Savira menghela nafas berat, memang cukup lelah jika di akhir bulan seperti ini. Savira baru tersadar dan memperhatikan wajah Shandy, kali ini kaca helmnya terbuka.
"Shan, lo sakit? Pucat banget"
Savira menempelkan punggung tangannya di pipi pria itu, tidak merasakan suhu tubuh yang panas, tapi Savira melihat keringat yang membajiri dahi pria itu.
"Lo sampe keringat dingin begini? Udah ah, awas. Biar gue aja yang bawa motor" ucap Savira.
"Gak papa kok, aku masih bisa bawa motor"
"Gak!" Savira langsung duduk di depan Shandy, mengambil alih setang motor. Membuat Shandy mau tidak mau langsung mundur. "...Lagian kalo lo sakit, kenapa gak bilang. Gue bisa angkutan umum aja"
"Ini sudah malam, aku khawatir kalo kamu pulang sendirian"
"Ck, gue udah biasa kali. Tenang aja"
Savira meraih kedua tangan Shandy dan melingkarkan di perutnya. "Pegangan, gue takut lo pingsan dan jatuh lagi"
Shandy hanya tersenyum saja, tentu dia langsung memeluk Savira dengan erat. Bahkan menyandarkan dagunya di bahu gadis itu ketika motor mulai melaju membelah jalanan kota yang masih ramai di malam hari.
"Mau ke Dokter dulu gak, Shan? Lo harus periksa"
"Gak perlu, aku cuma masuk angin aja kayaknya. Nanti tidur juga akan sembuh"
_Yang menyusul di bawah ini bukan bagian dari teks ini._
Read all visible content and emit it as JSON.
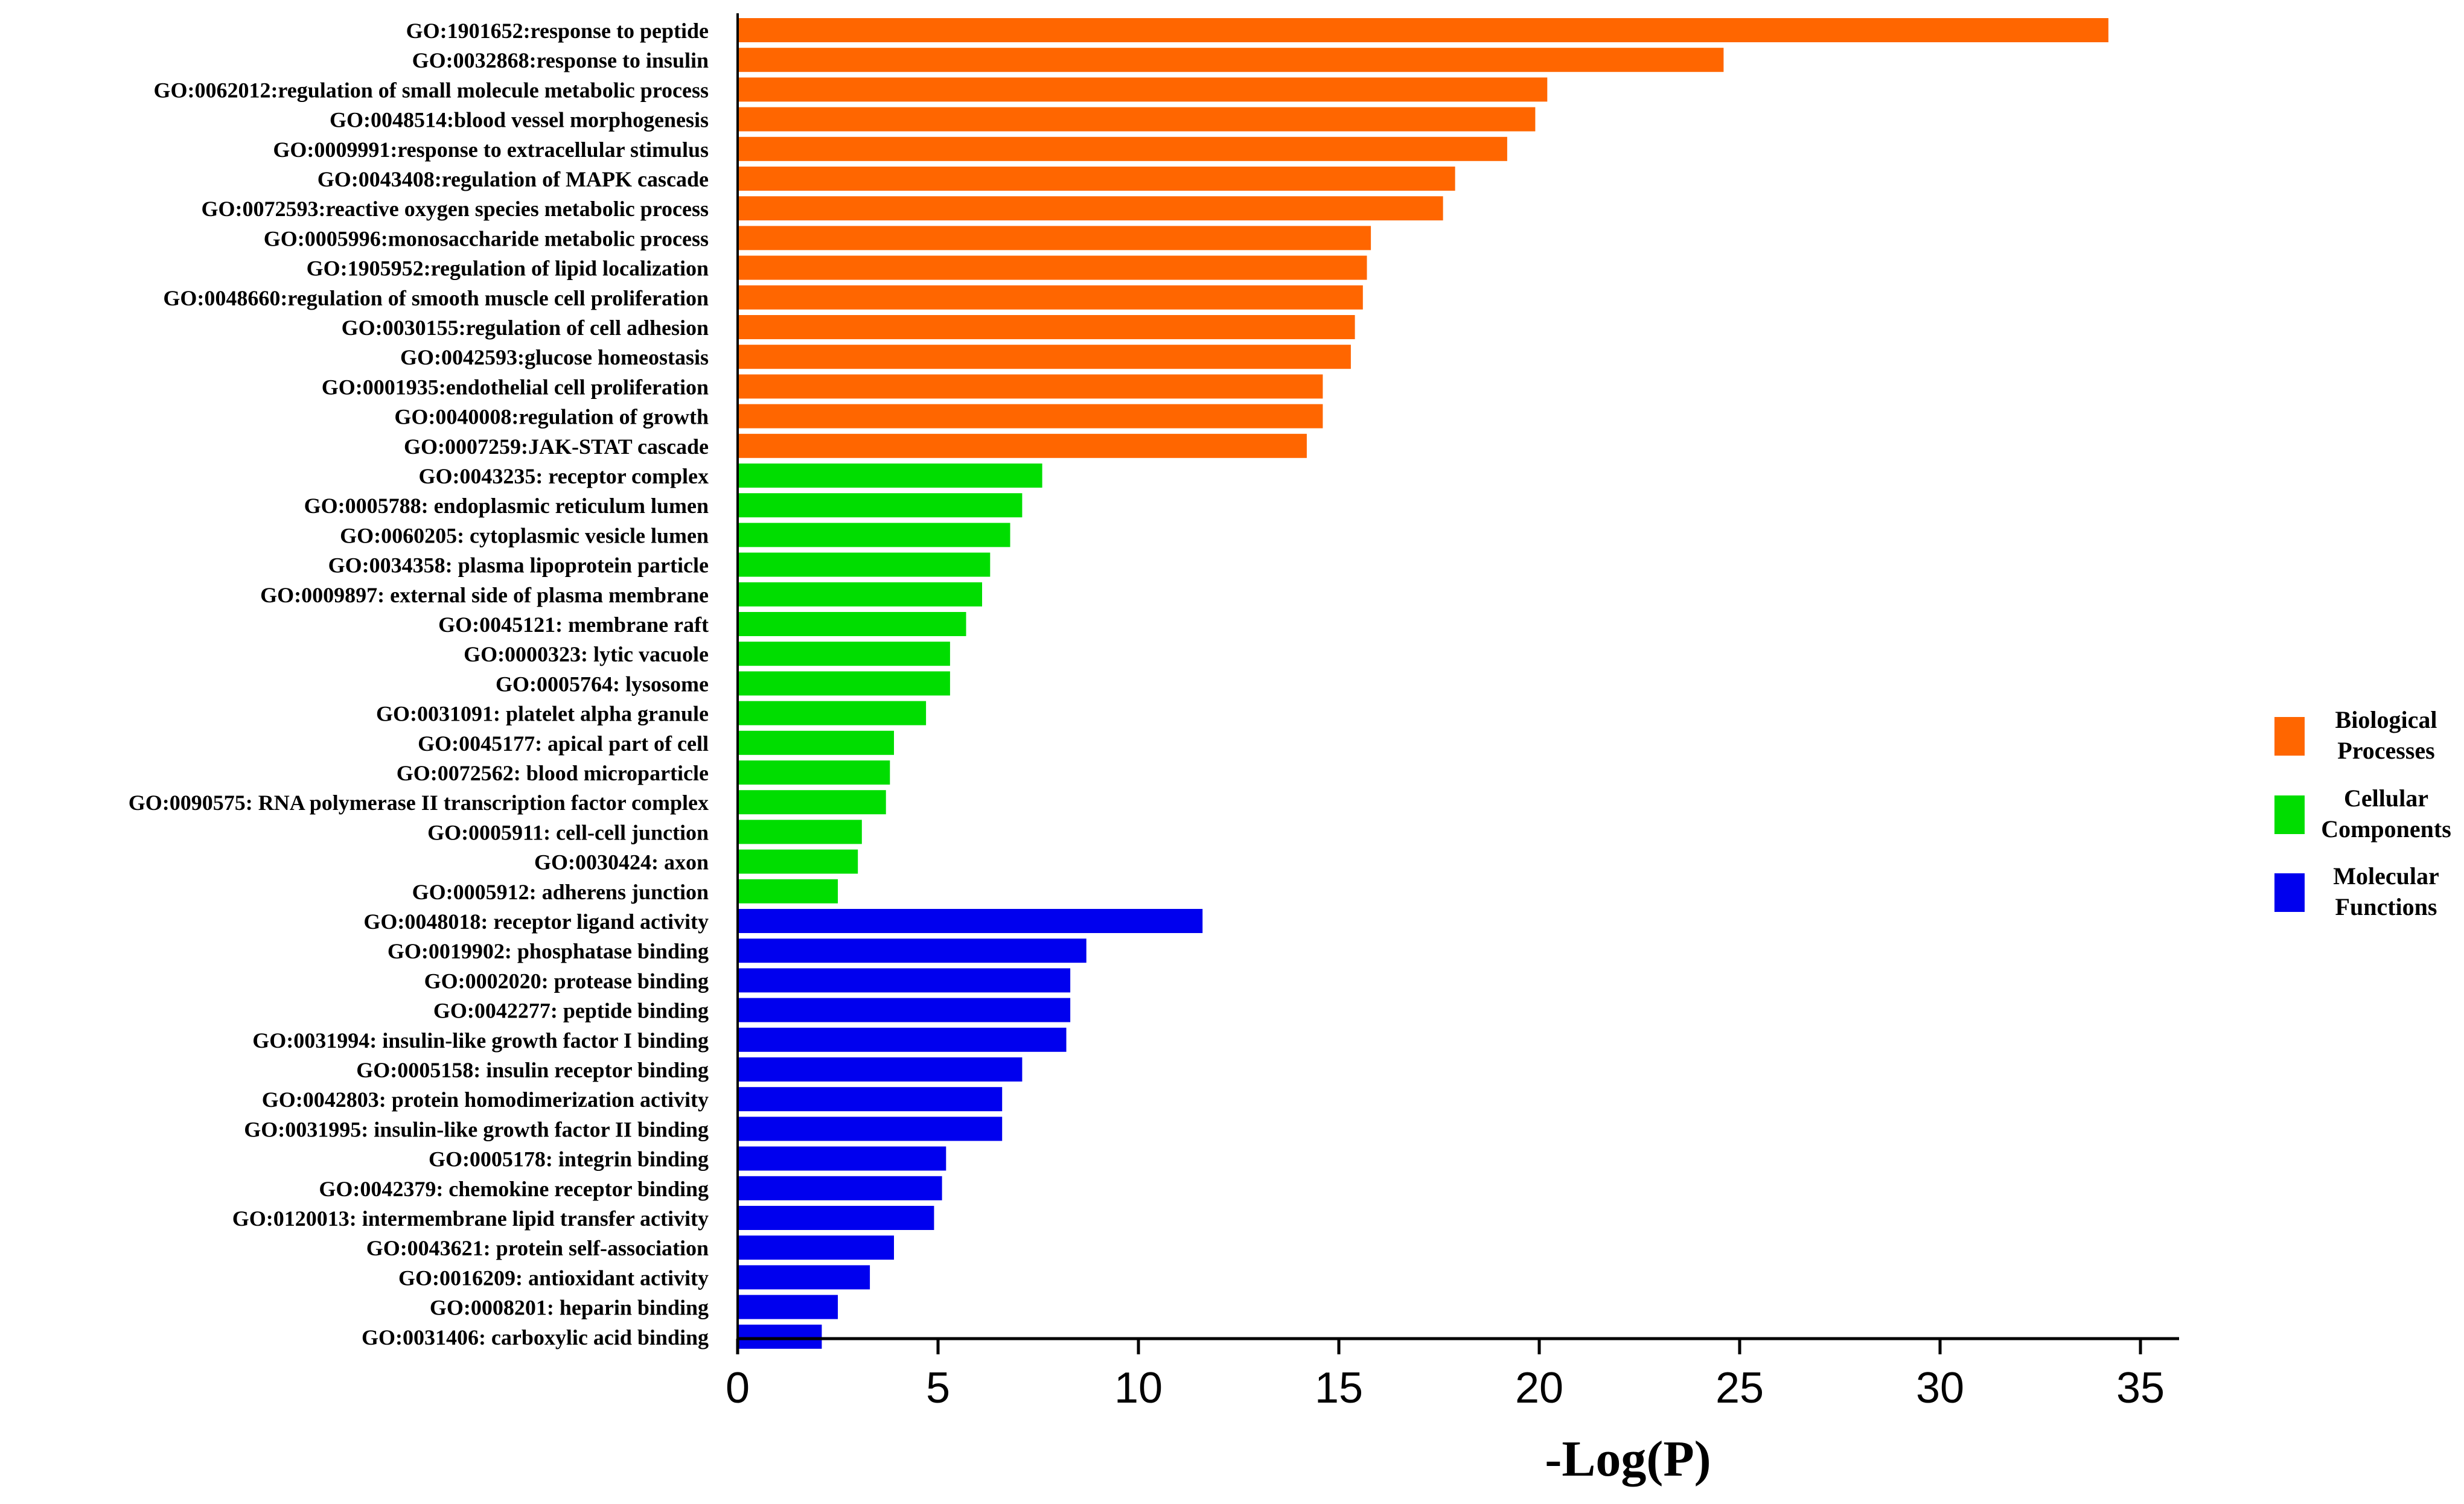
{
  "chart_data": {
    "type": "bar",
    "orientation": "horizontal",
    "title": "",
    "xlabel": "-Log(P)",
    "ylabel": "",
    "xlim": [
      0,
      36
    ],
    "xticks": [
      0,
      5,
      10,
      15,
      20,
      25,
      30,
      35
    ],
    "grid": false,
    "legend_position": "right",
    "series": [
      {
        "name": "Biological Processes",
        "legend_lines": [
          "Biological",
          "Processes"
        ],
        "color": "#FF6600",
        "categories": [
          "GO:1901652:response to peptide",
          "GO:0032868:response to insulin",
          "GO:0062012:regulation of small molecule metabolic process",
          "GO:0048514:blood vessel morphogenesis",
          "GO:0009991:response to extracellular stimulus",
          "GO:0043408:regulation of MAPK cascade",
          "GO:0072593:reactive oxygen species metabolic process",
          "GO:0005996:monosaccharide metabolic process",
          "GO:1905952:regulation of lipid localization",
          "GO:0048660:regulation of smooth muscle cell proliferation",
          "GO:0030155:regulation of cell adhesion",
          "GO:0042593:glucose homeostasis",
          "GO:0001935:endothelial cell proliferation",
          "GO:0040008:regulation of growth",
          "GO:0007259:JAK-STAT cascade"
        ],
        "values": [
          34.2,
          24.6,
          20.2,
          19.9,
          19.2,
          17.9,
          17.6,
          15.8,
          15.7,
          15.6,
          15.4,
          15.3,
          14.6,
          14.6,
          14.2
        ]
      },
      {
        "name": "Cellular Components",
        "legend_lines": [
          "Cellular",
          "Components"
        ],
        "color": "#00DD00",
        "categories": [
          "GO:0043235: receptor complex",
          "GO:0005788: endoplasmic reticulum lumen",
          "GO:0060205: cytoplasmic vesicle lumen",
          "GO:0034358: plasma lipoprotein particle",
          "GO:0009897: external side of plasma membrane",
          "GO:0045121: membrane raft",
          "GO:0000323: lytic vacuole",
          "GO:0005764: lysosome",
          "GO:0031091: platelet alpha granule",
          "GO:0045177: apical part of cell",
          "GO:0072562: blood microparticle",
          "GO:0090575: RNA polymerase II transcription factor complex",
          "GO:0005911: cell-cell junction",
          "GO:0030424: axon",
          "GO:0005912: adherens junction"
        ],
        "values": [
          7.6,
          7.1,
          6.8,
          6.3,
          6.1,
          5.7,
          5.3,
          5.3,
          4.7,
          3.9,
          3.8,
          3.7,
          3.1,
          3.0,
          2.5
        ]
      },
      {
        "name": "Molecular Functions",
        "legend_lines": [
          "Molecular",
          "Functions"
        ],
        "color": "#0000EE",
        "categories": [
          "GO:0048018: receptor ligand activity",
          "GO:0019902: phosphatase binding",
          "GO:0002020: protease binding",
          "GO:0042277: peptide binding",
          "GO:0031994: insulin-like growth factor I binding",
          "GO:0005158: insulin receptor binding",
          "GO:0042803: protein homodimerization activity",
          "GO:0031995: insulin-like growth factor II binding",
          "GO:0005178: integrin binding",
          "GO:0042379: chemokine receptor binding",
          "GO:0120013: intermembrane lipid transfer activity",
          "GO:0043621: protein self-association",
          "GO:0016209: antioxidant activity",
          "GO:0008201: heparin binding",
          "GO:0031406: carboxylic acid binding"
        ],
        "values": [
          11.6,
          8.7,
          8.3,
          8.3,
          8.2,
          7.1,
          6.6,
          6.6,
          5.2,
          5.1,
          4.9,
          3.9,
          3.3,
          2.5,
          2.1
        ]
      }
    ]
  }
}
Shandy malah menikmati di bonceng oleh Savira. Meski tubuh gadis itu lebih kecil darinya, tapi dia senang saja bisa memeluknya seperti ini. Merasa sangat nyaman.
"Aku mencintaimu"
"Hah? Lo ngomong apa Shan?" teriak Savira yang tidak jelas mendengar ucapan Shandy barusan karena bisingnya jalanan saat ini.
"Bukan apa-apa" jawab Shandy sambil tersenyum, dia masih belum berani mengungkapkan perasaan untuk saat ini.